King Charles speaks about the wrongs of empire. The diamond stays.

King Charles has spent fifty years advocating that sustainability means not taking more than you need. That the next generation deserves better than what this one inherited. He has said this publicly and repeatedly. The logical conclusion of his own argument is that holding onto what belongs to others is a moral failure. But the diamond stays locked behind bulletproof glass in the Tower of London. The gap between his stated values and his actions is not a small one. It is 105.6 carats wide.

He does not need the diamond. He needs the story the diamond tells. That is what they are protecting. Not 105.6 carats. The narrative that the taking was legitimate.

The most dangerous leader in any room is not the one who lies. It is the one who has become delusional enough to believe the story they built around what they took. Delusional power does not just believe the wrong thing. It forces everyone around it to perform the belief alongside it. The ceremony. The velvet ropes. The coronation ritual. That is the behavior of someone who needs to keep convincing themselves.

People who genuinely earn things do not need that much ceremony around them.

And when the crown passes to the next generation the diamond will pass with it. The ceremony will continue. A new king will speak new words about old wrongs. And the question will remain unanswered. Unless someone decides that their generation is the one that finally draws the line.

That is not leadership. That is performance

Your Tower of London

This is what happens when there are no real checks and balances. Not on paper. Not in ceremony. But actual structures with actual consequences that make taking without accountability impossible. Without them power does not self correct. It expands. It gets more comfortable. It gets more delusional. And eventually it stops even bothering to explain itself.

Look around you right now.

The wealthiest individuals in the world are giving away fortunes they actually earned and built. Meanwhile an institution worth tens of billions holds a diamond taken from a child and calls it heritage. The British public funds the monarchy tens of millions every year. Ordinary people paying for the ceremony.
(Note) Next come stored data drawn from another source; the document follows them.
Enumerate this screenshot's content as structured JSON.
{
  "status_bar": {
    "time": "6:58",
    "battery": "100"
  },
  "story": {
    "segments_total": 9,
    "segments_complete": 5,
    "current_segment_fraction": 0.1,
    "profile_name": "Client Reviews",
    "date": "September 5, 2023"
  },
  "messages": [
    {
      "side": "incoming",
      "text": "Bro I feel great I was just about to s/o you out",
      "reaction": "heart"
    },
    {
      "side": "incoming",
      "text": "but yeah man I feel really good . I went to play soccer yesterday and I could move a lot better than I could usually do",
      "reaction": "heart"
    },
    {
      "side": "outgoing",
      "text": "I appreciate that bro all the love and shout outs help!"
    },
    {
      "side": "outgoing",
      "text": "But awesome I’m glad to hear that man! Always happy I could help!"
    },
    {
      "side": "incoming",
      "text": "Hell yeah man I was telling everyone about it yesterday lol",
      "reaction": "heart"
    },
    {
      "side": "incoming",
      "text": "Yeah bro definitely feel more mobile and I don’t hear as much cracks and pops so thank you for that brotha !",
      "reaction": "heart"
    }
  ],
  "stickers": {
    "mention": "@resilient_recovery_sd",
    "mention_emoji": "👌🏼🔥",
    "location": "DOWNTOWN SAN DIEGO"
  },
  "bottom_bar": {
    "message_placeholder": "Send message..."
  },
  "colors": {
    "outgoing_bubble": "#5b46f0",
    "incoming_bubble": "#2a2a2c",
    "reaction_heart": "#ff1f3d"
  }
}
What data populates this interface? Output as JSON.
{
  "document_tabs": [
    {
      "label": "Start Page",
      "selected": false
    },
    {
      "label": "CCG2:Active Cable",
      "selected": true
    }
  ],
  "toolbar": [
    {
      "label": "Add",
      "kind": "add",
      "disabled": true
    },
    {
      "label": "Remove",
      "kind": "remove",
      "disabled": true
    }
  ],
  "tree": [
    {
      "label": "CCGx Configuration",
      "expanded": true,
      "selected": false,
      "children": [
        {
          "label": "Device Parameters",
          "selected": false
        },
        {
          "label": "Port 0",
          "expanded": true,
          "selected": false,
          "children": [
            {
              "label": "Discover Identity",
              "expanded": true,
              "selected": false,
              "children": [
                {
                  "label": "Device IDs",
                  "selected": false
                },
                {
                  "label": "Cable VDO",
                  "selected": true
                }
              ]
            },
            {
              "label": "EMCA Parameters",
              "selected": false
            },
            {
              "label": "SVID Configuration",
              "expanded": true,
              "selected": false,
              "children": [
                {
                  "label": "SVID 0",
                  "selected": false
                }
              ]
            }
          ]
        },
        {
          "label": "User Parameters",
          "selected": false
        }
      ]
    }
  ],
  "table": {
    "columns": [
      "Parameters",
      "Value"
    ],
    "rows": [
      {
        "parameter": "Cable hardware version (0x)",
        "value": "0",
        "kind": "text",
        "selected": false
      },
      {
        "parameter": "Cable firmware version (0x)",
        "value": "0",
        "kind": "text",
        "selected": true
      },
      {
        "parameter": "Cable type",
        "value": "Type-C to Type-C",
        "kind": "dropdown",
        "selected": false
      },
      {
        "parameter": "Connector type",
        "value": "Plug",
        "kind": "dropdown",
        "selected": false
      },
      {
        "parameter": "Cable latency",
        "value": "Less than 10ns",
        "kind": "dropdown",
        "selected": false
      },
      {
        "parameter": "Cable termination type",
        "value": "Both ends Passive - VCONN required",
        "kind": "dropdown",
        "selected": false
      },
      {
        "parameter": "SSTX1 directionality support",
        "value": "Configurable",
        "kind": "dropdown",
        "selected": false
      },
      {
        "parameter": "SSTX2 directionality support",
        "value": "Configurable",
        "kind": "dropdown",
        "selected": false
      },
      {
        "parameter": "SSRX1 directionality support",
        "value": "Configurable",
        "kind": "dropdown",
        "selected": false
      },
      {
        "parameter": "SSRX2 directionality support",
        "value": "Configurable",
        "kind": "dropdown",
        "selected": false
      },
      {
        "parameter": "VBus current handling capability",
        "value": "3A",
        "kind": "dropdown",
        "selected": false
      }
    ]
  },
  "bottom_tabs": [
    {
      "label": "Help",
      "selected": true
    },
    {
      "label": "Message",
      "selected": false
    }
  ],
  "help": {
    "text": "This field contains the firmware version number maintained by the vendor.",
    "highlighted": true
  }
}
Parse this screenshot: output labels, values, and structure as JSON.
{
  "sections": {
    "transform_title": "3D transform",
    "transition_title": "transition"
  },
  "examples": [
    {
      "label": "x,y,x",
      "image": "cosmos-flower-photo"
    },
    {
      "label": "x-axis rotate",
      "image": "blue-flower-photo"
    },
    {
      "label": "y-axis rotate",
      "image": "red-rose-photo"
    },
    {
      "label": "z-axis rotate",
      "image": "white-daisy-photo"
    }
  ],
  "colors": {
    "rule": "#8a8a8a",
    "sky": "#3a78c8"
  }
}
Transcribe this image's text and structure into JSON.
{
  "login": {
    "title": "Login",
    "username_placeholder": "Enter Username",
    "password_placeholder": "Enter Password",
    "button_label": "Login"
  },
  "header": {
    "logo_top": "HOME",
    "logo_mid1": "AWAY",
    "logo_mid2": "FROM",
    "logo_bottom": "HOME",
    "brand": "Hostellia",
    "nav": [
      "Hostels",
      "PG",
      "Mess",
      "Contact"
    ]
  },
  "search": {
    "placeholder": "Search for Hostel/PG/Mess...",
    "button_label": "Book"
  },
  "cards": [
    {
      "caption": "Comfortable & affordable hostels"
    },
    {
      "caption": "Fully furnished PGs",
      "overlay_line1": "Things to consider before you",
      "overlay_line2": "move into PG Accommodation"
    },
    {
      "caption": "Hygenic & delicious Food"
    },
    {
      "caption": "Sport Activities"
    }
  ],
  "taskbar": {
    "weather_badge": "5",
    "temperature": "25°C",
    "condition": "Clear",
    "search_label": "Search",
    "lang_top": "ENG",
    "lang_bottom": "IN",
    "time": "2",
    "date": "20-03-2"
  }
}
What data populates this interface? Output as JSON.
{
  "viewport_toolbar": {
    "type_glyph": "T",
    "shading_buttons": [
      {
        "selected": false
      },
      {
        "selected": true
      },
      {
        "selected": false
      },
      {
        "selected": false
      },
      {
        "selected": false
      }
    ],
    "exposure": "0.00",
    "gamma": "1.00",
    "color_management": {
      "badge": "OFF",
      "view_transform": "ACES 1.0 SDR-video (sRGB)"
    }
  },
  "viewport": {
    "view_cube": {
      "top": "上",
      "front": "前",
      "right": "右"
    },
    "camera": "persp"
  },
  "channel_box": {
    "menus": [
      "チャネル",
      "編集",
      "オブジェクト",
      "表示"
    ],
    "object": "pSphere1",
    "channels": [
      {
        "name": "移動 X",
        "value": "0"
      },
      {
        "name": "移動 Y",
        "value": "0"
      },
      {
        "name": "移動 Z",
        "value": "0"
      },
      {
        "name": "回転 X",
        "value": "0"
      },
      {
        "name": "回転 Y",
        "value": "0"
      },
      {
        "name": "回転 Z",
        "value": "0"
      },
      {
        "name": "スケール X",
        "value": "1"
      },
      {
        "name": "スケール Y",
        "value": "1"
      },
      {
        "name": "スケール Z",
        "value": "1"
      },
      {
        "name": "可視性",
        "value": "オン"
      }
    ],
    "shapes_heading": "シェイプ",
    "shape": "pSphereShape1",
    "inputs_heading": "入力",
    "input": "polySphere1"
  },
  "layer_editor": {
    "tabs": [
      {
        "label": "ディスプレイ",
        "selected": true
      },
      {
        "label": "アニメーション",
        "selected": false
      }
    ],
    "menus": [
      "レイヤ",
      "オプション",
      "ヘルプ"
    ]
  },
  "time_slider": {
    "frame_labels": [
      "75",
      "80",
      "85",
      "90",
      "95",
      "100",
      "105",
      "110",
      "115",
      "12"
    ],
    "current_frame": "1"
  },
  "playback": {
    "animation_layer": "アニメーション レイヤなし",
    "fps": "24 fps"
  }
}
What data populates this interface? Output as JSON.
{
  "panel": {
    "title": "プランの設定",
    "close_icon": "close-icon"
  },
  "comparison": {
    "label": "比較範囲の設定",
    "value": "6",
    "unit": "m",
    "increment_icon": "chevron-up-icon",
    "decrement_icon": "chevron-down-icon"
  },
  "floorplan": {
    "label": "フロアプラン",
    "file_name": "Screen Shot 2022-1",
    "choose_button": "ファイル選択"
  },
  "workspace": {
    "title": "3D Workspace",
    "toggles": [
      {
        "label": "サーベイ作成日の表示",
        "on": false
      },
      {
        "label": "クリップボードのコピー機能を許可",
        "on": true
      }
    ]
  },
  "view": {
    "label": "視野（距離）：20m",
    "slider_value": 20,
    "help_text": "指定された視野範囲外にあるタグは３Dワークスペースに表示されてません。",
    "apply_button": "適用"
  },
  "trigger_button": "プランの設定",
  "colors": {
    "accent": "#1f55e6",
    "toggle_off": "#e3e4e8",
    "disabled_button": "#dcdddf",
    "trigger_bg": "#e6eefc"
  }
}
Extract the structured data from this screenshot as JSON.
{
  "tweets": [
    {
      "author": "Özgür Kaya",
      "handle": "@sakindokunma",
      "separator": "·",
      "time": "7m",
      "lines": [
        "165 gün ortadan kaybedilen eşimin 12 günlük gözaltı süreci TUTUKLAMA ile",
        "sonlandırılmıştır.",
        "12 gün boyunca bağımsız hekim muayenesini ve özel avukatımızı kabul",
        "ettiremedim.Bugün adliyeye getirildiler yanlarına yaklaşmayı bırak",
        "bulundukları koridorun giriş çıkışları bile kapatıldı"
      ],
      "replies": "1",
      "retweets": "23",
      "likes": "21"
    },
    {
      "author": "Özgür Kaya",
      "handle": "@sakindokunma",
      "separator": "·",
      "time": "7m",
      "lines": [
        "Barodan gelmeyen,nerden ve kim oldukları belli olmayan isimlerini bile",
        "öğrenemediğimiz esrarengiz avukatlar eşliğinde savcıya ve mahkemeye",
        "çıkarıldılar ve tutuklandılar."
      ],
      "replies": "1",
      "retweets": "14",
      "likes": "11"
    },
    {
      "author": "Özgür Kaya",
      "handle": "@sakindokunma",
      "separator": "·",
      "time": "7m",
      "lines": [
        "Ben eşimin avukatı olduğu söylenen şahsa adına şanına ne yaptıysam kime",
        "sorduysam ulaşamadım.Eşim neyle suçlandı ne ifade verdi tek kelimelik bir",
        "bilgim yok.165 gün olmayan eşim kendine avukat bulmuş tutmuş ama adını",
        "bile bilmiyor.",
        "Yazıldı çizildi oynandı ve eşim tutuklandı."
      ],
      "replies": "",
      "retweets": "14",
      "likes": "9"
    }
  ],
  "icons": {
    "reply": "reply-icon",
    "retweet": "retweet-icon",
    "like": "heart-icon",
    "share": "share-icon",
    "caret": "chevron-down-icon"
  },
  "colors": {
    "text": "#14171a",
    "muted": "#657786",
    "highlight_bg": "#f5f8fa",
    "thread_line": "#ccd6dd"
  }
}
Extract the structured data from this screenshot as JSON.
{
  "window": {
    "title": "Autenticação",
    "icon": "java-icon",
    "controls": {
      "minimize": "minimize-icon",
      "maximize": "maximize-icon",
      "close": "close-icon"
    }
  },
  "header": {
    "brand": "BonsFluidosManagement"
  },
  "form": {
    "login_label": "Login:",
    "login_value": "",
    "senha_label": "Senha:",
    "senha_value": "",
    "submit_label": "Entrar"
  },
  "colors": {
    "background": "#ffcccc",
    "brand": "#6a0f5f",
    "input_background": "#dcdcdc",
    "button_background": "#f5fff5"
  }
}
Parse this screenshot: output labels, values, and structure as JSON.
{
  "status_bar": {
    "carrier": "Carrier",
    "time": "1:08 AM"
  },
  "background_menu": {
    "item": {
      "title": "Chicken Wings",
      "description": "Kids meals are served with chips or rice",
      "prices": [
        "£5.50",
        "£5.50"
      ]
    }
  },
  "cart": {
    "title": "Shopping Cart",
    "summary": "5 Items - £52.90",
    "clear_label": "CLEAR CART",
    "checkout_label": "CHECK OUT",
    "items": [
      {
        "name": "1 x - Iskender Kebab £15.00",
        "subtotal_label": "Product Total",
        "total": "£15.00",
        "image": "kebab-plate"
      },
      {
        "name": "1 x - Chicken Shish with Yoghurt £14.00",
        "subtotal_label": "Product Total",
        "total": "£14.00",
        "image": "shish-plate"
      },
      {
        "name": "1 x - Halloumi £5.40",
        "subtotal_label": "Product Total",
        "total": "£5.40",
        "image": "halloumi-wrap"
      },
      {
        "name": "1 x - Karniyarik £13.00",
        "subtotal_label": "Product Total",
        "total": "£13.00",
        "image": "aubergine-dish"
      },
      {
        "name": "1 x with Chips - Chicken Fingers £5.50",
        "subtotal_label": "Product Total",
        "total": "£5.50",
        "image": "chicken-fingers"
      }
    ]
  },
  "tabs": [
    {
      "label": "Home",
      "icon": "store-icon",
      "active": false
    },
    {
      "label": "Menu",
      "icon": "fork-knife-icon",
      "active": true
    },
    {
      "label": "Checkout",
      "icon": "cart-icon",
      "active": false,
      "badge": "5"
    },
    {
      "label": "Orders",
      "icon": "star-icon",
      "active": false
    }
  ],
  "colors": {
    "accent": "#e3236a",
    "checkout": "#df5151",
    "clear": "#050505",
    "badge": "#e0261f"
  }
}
The institution keeping what was never theirs. And Buckingham Palace declines to comment.

Every family has something sitting in its Tower of London. Every organization has one too. A hierarchy, a silence, a story about how things work that was built by whoever held the power first and has never once been honestly examined.

Commitments to equity made loudly in public have been quietly abandoned. Promises about who gets a seat at the table have been walked back without explanation or accountability. Pledges to examine how power is distributed inside organizations were announced with great ceremony and then shelved when they became inconvenient. The language remains. The intention left the building.

The rot is not always loud. Usually it is quiet. A slow burn. A thing swept under a rug and then another rug placed on top of that one. Until the whole floor is just rugs and nobody remembers what is underneath.

Earn It

If you earned it, worked for it, built it on your own merit, it is yours. Taking without acknowledgment, without exchange, without honesty is not power. It is disrespect.

Why would you want something that carries none of your heritage and none of your history? What does it actually give you beyond the performance of having it?

The Koh-I-Noor does not belong to Britain. Not because of international law. Not because of a treaty argument. But because Britain cannot answer the simplest question honestly.

What gives you the right to keep what you did not earn?

Power does not answer that question. It waits for everyone to get tired of asking.

Duleep Singh spent his whole life asking. His mother spent thirteen years imprisoned for protecting what was his. A lot of us are still asking.

The question for every leader reading this is not what Britain should do with a diamond. The question is what you are holding right now that was never yours to keep. And whether the people you took it from are still waiting for you to be honest about it.

Sustainability is not just about what we leave for the next generation. It is about what we are willing to return, even when we have learned how to justify keeping it.